Preserving Near-Optimal Gradient Sparsification Cost for Scalable Distributed Deep Learning

Communication overhead is a major obstacle to scaling distributed training systems. Gradient sparsification is a potential optimization approach to reduce the communication volume without significant loss of model fidelity. However, existing gradient sparsification methods have low scalability owing to inefficient design of their algorithms, which raises the communication overhead significantly. In particular, gradient build-up and inadequate sparsity control methods degrade the sparsification performance considerably. Moreover, communication traffic increases drastically owing to workload imbalance of gradient selection between workers. To address these challenges, we propose a novel gradient sparsification scheme called ExDyna. In ExDyna, the gradient tensor of the model comprises fined-grained blocks, and contiguous blocks are grouped into non-overlapping partitions. Each worker selects gradients in its exclusively allocated partition so that gradient build-up never occurs. To balance the workload of gradient selection between workers, ExDyna adjusts the topology of partitions by comparing the workloads of adjacent partitions. In addition, ExDyna supports online threshold scaling, which estimates the accurate threshold of gradient selection on-the-fly. Accordingly, ExDyna can satisfy the user-required sparsity level during a training period regardless of models and datasets. Therefore, ExDyna can enhance the scalability of distributed training systems by preserving near-optimal gradient sparsification cost. In experiments, ExDyna outperformed state-of-the-art sparsifiers in terms of training speed and sparsification performance while achieving high accuracy.

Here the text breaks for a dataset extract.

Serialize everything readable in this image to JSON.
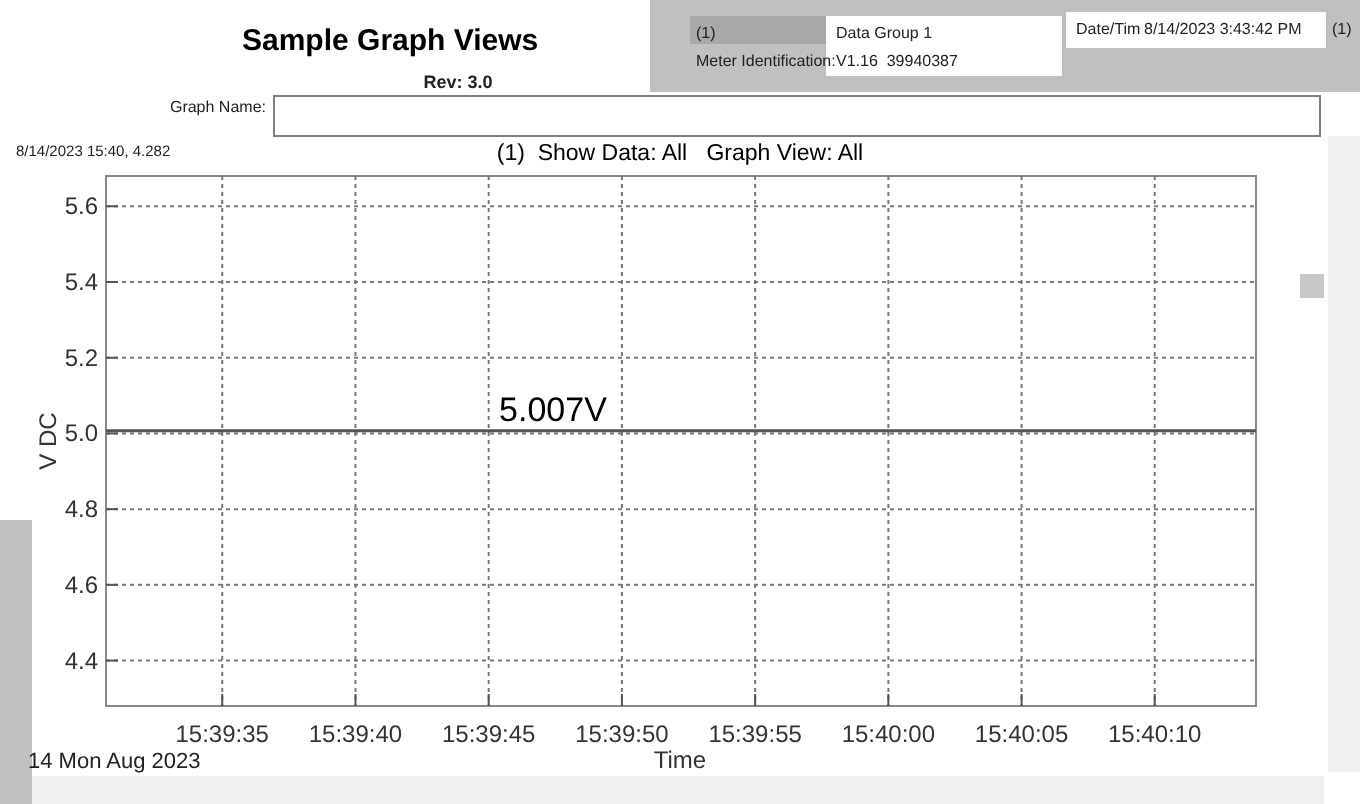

翻译：通信开销是扩展分布式训练系统的主要障碍。梯度稀疏化是一种潜在的优化方法，可在不显著损失模型保真度的情况下减少通信量。然而，现有梯度稀疏化方法因算法设计低效导致可扩展性差，从而显著增加通信开销。具体而言，梯度累积和不精确的稀疏度控制方法会严重降低稀疏化性能。此外，由于工作节点间梯度选择的工作负载不平衡，通信流量急剧增加。针对这些挑战，我们提出一种名为ExDyna的新型梯度稀疏化方案。在ExDyna中，模型的梯度张量由细粒度块组成，连续块被分组为非重叠分区。每个工作节点在其专属分配分区中选择梯度，从而避免梯度累积。为平衡工作节点间梯度选择的工作负载，ExDyna通过比较相邻分区的工作负载来调整分区拓扑结构。此外，ExDyna支持在线阈值缩放，可实时估计梯度选择的精确阈值。因此，ExDyna能够在训练期间满足用户所需的稀疏度水平，且不受模型和数据集影响。通过保持近最优梯度稀疏化成本，ExDyna可提升分布式训练系统的可扩展性。实验表明，ExDyna在训练速度和稀疏化性能方面均优于最先进的稀疏化器，同时实现了高精度。